Previous restructuring plans have been submitted by Apollo Global Management and Oaktree Capital, which control the majority of Nine's A$2.8 billion senior debt, scheduled for repayment in February 2013, and Goldman Sachs, which controls mezzanine debt funds that lent about $1 billion to the company.

According to The Australian, Nine's proposal grants senior debt holders more than 90% equity in the company, while Goldman would get a 6-7% interest. After the restructuring, Nine's debt load would fall to about A$1 billion, based on warrants using its earnings - forecast to reach A$250 million this year - as the underlying instrument.

The hedge funds want the senior debt to convert fully into equity, with Goldman receiving warrants worth 5% of the excess value generated by any future sale of Nine about A$2.8 billion. CVC would get nothing more than reimbursement for its costs in the restructuring. Goldman and CVC earlier suggested that the hedge funds receive a 70% equity stake, with 30% going to the mezzanine funds and the private equity firm getting a small portion of the latter stake.
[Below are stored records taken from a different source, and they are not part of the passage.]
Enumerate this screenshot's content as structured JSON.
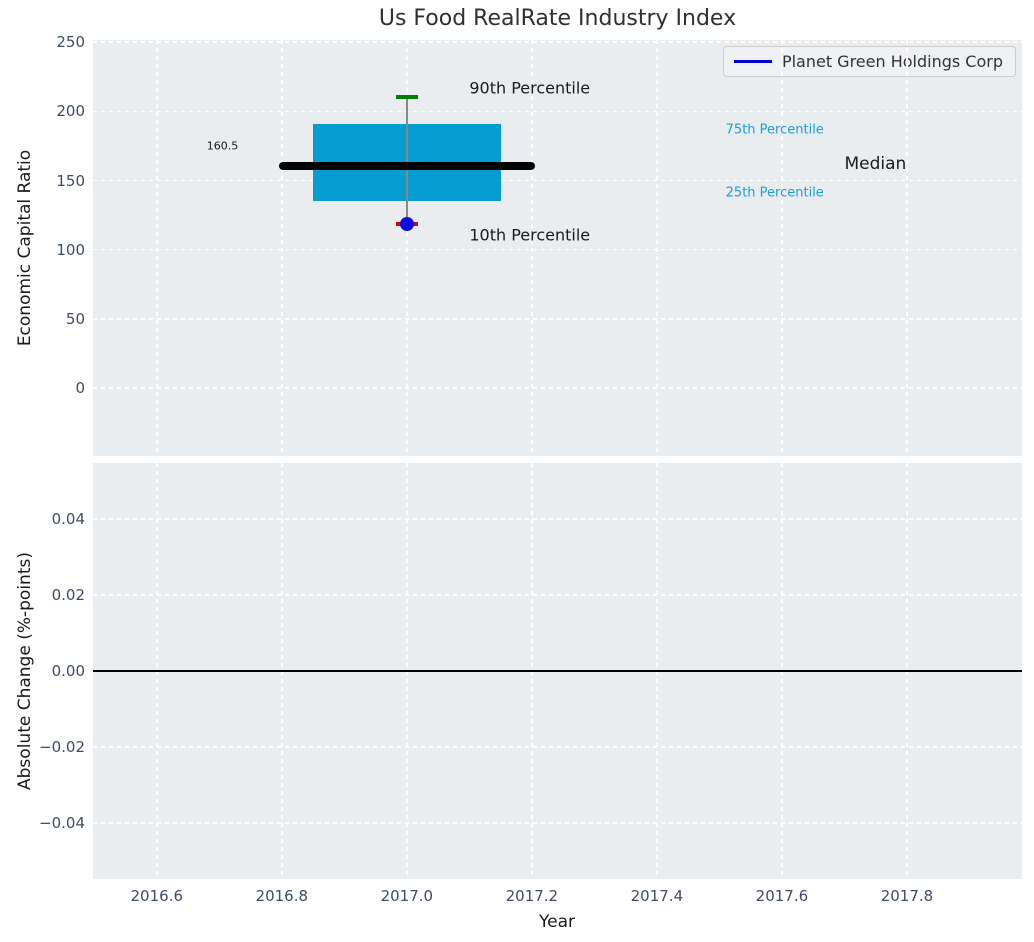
{
  "figure": {
    "title": "Us Food RealRate Industry Index"
  },
  "legend": {
    "label": "Planet Green Holdings Corp",
    "line_color": "#0000cc",
    "position": "upper right"
  },
  "colors": {
    "axes_background": "#e9edf0",
    "grid": "#ffffff",
    "box_fill": "#049cd1",
    "median_line": "#000000",
    "whisker": "#888888",
    "cap_90th": "#008000",
    "cap_10th": "#e00000",
    "company_marker": "#0d0dde",
    "tick_label": "#3f4c63",
    "annotation_dark": "#1a1a1a",
    "annotation_cyan": "#1b9ed8",
    "zero_line": "#000000"
  },
  "chart_data": [
    {
      "type": "box",
      "title": "Us Food RealRate Industry Index",
      "ylabel": "Economic Capital Ratio",
      "xlabel": "",
      "grid": "dashed-white",
      "xlim": [
        2016.498,
        2017.984
      ],
      "ylim": [
        -49,
        251.5
      ],
      "show_xtick_labels": false,
      "xticks": [
        {
          "v": 2016.6,
          "label": "2016.6"
        },
        {
          "v": 2016.8,
          "label": "2016.8"
        },
        {
          "v": 2017.0,
          "label": "2017.0"
        },
        {
          "v": 2017.2,
          "label": "2017.2"
        },
        {
          "v": 2017.4,
          "label": "2017.4"
        },
        {
          "v": 2017.6,
          "label": "2017.6"
        },
        {
          "v": 2017.8,
          "label": "2017.8"
        }
      ],
      "yticks": [
        {
          "v": 0,
          "label": "0"
        },
        {
          "v": 50,
          "label": "50"
        },
        {
          "v": 100,
          "label": "100"
        },
        {
          "v": 150,
          "label": "150"
        },
        {
          "v": 200,
          "label": "200"
        },
        {
          "v": 250,
          "label": "250"
        }
      ],
      "box": {
        "x": 2017.0,
        "box_left": 2016.85,
        "box_right": 2017.15,
        "median_left": 2016.795,
        "median_right": 2017.205,
        "p90": 210,
        "q75": 190.5,
        "median": 160.5,
        "q25": 135,
        "p10": 118.5,
        "company_value": 118.5,
        "company_year": 2017.0,
        "cap_half_width_years": 0.018,
        "median_label": "160.5"
      },
      "annotations": [
        {
          "text": "90th Percentile",
          "x": 2017.1,
          "y": 217,
          "color": "#1a1a1a",
          "size": 16
        },
        {
          "text": "10th Percentile",
          "x": 2017.1,
          "y": 111,
          "color": "#1a1a1a",
          "size": 16
        },
        {
          "text": "160.5",
          "x": 2016.68,
          "y": 175,
          "color": "#1a1a1a",
          "size": 11
        },
        {
          "text": "75th Percentile",
          "x": 2017.51,
          "y": 186.5,
          "color": "#1b9ed8",
          "size": 13
        },
        {
          "text": "Median",
          "x": 2017.7,
          "y": 162,
          "color": "#1a1a1a",
          "size": 17
        },
        {
          "text": "25th Percentile",
          "x": 2017.51,
          "y": 141,
          "color": "#1b9ed8",
          "size": 13
        }
      ]
    },
    {
      "type": "line",
      "ylabel": "Absolute Change (%-points)",
      "xlabel": "Year",
      "grid": "dashed-white",
      "xlim": [
        2016.498,
        2017.984
      ],
      "ylim": [
        -0.0547,
        0.0547
      ],
      "show_xtick_labels": true,
      "xticks": [
        {
          "v": 2016.6,
          "label": "2016.6"
        },
        {
          "v": 2016.8,
          "label": "2016.8"
        },
        {
          "v": 2017.0,
          "label": "2017.0"
        },
        {
          "v": 2017.2,
          "label": "2017.2"
        },
        {
          "v": 2017.4,
          "label": "2017.4"
        },
        {
          "v": 2017.6,
          "label": "2017.6"
        },
        {
          "v": 2017.8,
          "label": "2017.8"
        }
      ],
      "yticks": [
        {
          "v": 0.04,
          "label": "0.04"
        },
        {
          "v": 0.02,
          "label": "0.02"
        },
        {
          "v": 0.0,
          "label": "0.00"
        },
        {
          "v": -0.02,
          "label": "−0.02"
        },
        {
          "v": -0.04,
          "label": "−0.04"
        }
      ],
      "zero_line": 0.0,
      "annotations": []
    }
  ]
}
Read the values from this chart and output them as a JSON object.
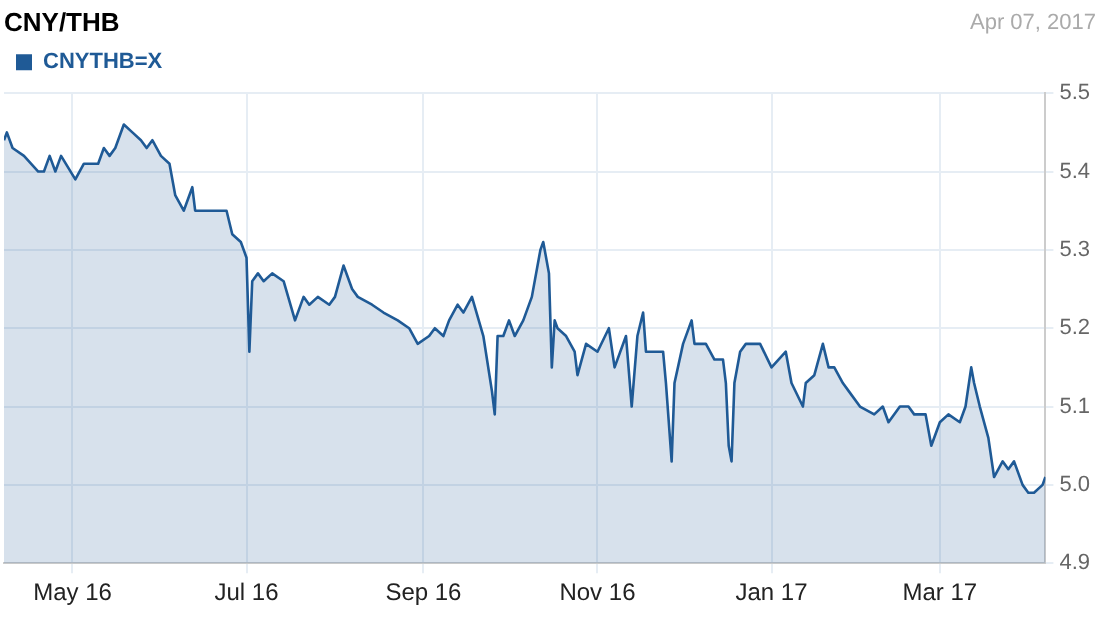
{
  "chart_data": {
    "type": "area",
    "title": "CNY/THB",
    "annotations": [
      "Apr 07, 2017"
    ],
    "legend": "top left",
    "grid": true,
    "xlim": [
      "2016-04-07",
      "2017-04-07"
    ],
    "xticks": [
      {
        "value": "2016-05-01",
        "label": "May 16"
      },
      {
        "value": "2016-07-01",
        "label": "Jul 16"
      },
      {
        "value": "2016-09-01",
        "label": "Sep 16"
      },
      {
        "value": "2016-11-01",
        "label": "Nov 16"
      },
      {
        "value": "2017-01-01",
        "label": "Jan 17"
      },
      {
        "value": "2017-03-01",
        "label": "Mar 17"
      }
    ],
    "ylim": [
      4.9,
      5.5
    ],
    "yticks": [
      {
        "value": 4.9,
        "label": "4.9"
      },
      {
        "value": 5.0,
        "label": "5.0"
      },
      {
        "value": 5.1,
        "label": "5.1"
      },
      {
        "value": 5.2,
        "label": "5.2"
      },
      {
        "value": 5.3,
        "label": "5.3"
      },
      {
        "value": 5.4,
        "label": "5.4"
      },
      {
        "value": 5.5,
        "label": "5.5"
      }
    ],
    "x": [
      "2016-04-07",
      "2016-04-08",
      "2016-04-10",
      "2016-04-14",
      "2016-04-19",
      "2016-04-21",
      "2016-04-23",
      "2016-04-25",
      "2016-04-27",
      "2016-05-02",
      "2016-05-05",
      "2016-05-10",
      "2016-05-12",
      "2016-05-14",
      "2016-05-16",
      "2016-05-19",
      "2016-05-22",
      "2016-05-25",
      "2016-05-27",
      "2016-05-29",
      "2016-06-01",
      "2016-06-04",
      "2016-06-06",
      "2016-06-09",
      "2016-06-12",
      "2016-06-13",
      "2016-06-16",
      "2016-06-21",
      "2016-06-24",
      "2016-06-26",
      "2016-06-29",
      "2016-07-01",
      "2016-07-02",
      "2016-07-03",
      "2016-07-05",
      "2016-07-07",
      "2016-07-10",
      "2016-07-14",
      "2016-07-18",
      "2016-07-21",
      "2016-07-23",
      "2016-07-26",
      "2016-07-30",
      "2016-08-01",
      "2016-08-04",
      "2016-08-07",
      "2016-08-09",
      "2016-08-14",
      "2016-08-18",
      "2016-08-23",
      "2016-08-27",
      "2016-08-30",
      "2016-09-03",
      "2016-09-05",
      "2016-09-08",
      "2016-09-10",
      "2016-09-13",
      "2016-09-15",
      "2016-09-18",
      "2016-09-22",
      "2016-09-25",
      "2016-09-26",
      "2016-09-27",
      "2016-09-29",
      "2016-10-01",
      "2016-10-03",
      "2016-10-06",
      "2016-10-09",
      "2016-10-12",
      "2016-10-13",
      "2016-10-15",
      "2016-10-16",
      "2016-10-17",
      "2016-10-18",
      "2016-10-21",
      "2016-10-24",
      "2016-10-25",
      "2016-10-28",
      "2016-11-01",
      "2016-11-05",
      "2016-11-07",
      "2016-11-11",
      "2016-11-13",
      "2016-11-15",
      "2016-11-17",
      "2016-11-18",
      "2016-11-24",
      "2016-11-25",
      "2016-11-27",
      "2016-11-28",
      "2016-12-01",
      "2016-12-04",
      "2016-12-05",
      "2016-12-09",
      "2016-12-12",
      "2016-12-15",
      "2016-12-16",
      "2016-12-17",
      "2016-12-18",
      "2016-12-19",
      "2016-12-21",
      "2016-12-23",
      "2016-12-28",
      "2017-01-01",
      "2017-01-06",
      "2017-01-08",
      "2017-01-12",
      "2017-01-13",
      "2017-01-16",
      "2017-01-19",
      "2017-01-21",
      "2017-01-23",
      "2017-01-26",
      "2017-01-28",
      "2017-02-01",
      "2017-02-06",
      "2017-02-09",
      "2017-02-11",
      "2017-02-15",
      "2017-02-18",
      "2017-02-20",
      "2017-02-24",
      "2017-02-26",
      "2017-03-01",
      "2017-03-04",
      "2017-03-08",
      "2017-03-10",
      "2017-03-12",
      "2017-03-13",
      "2017-03-15",
      "2017-03-18",
      "2017-03-20",
      "2017-03-23",
      "2017-03-25",
      "2017-03-27",
      "2017-03-30",
      "2017-04-01",
      "2017-04-03",
      "2017-04-06",
      "2017-04-07"
    ],
    "series": [
      {
        "name": "CNYTHB=X",
        "color": "#1f5a96",
        "values": [
          5.44,
          5.45,
          5.43,
          5.42,
          5.4,
          5.4,
          5.42,
          5.4,
          5.42,
          5.39,
          5.41,
          5.41,
          5.43,
          5.42,
          5.43,
          5.46,
          5.45,
          5.44,
          5.43,
          5.44,
          5.42,
          5.41,
          5.37,
          5.35,
          5.38,
          5.35,
          5.35,
          5.35,
          5.35,
          5.32,
          5.31,
          5.29,
          5.17,
          5.26,
          5.27,
          5.26,
          5.27,
          5.26,
          5.21,
          5.24,
          5.23,
          5.24,
          5.23,
          5.24,
          5.28,
          5.25,
          5.24,
          5.23,
          5.22,
          5.21,
          5.2,
          5.18,
          5.19,
          5.2,
          5.19,
          5.21,
          5.23,
          5.22,
          5.24,
          5.19,
          5.12,
          5.09,
          5.19,
          5.19,
          5.21,
          5.19,
          5.21,
          5.24,
          5.3,
          5.31,
          5.27,
          5.15,
          5.21,
          5.2,
          5.19,
          5.17,
          5.14,
          5.18,
          5.17,
          5.2,
          5.15,
          5.19,
          5.1,
          5.19,
          5.22,
          5.17,
          5.17,
          5.13,
          5.03,
          5.13,
          5.18,
          5.21,
          5.18,
          5.18,
          5.16,
          5.16,
          5.13,
          5.05,
          5.03,
          5.13,
          5.17,
          5.18,
          5.18,
          5.15,
          5.17,
          5.13,
          5.1,
          5.13,
          5.14,
          5.18,
          5.15,
          5.15,
          5.13,
          5.12,
          5.1,
          5.09,
          5.1,
          5.08,
          5.1,
          5.1,
          5.09,
          5.09,
          5.05,
          5.08,
          5.09,
          5.08,
          5.1,
          5.15,
          5.13,
          5.1,
          5.06,
          5.01,
          5.03,
          5.02,
          5.03,
          5.0,
          4.99,
          4.99,
          5.0,
          5.01
        ]
      }
    ]
  }
}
A key area of difference is valuation of the asset. Under the Goldman proposal, Nine would retain A$1.25 billion in debt through a new five-year facility, with the leverage dropping from 10x EBITDA to around 4x. The overall package values the business at A$2.6 billion, or 10x forward EBITDA.

Oaktree and Apollo don't believe Nine is worth so much, and they also want to reduce the debt load to 1.5-2.5x EBITDA.

CVC paid A$5.3 billion for Nine Entertainment - formerly known as PBL Media - through several highly leveraged transactions between 2006 and 2008. Whatever is ultimately agreed by the creditors, the private equity firm looks certain to lose the A$1.8 billion in equity that it pumped into the business. This would be the largest ever loss on a single PE deal in Asia.

Nine has offloaded a number of non-core assets to try and pay down some of the debt, including ACP magazines and a stake in auto website Carsales.com.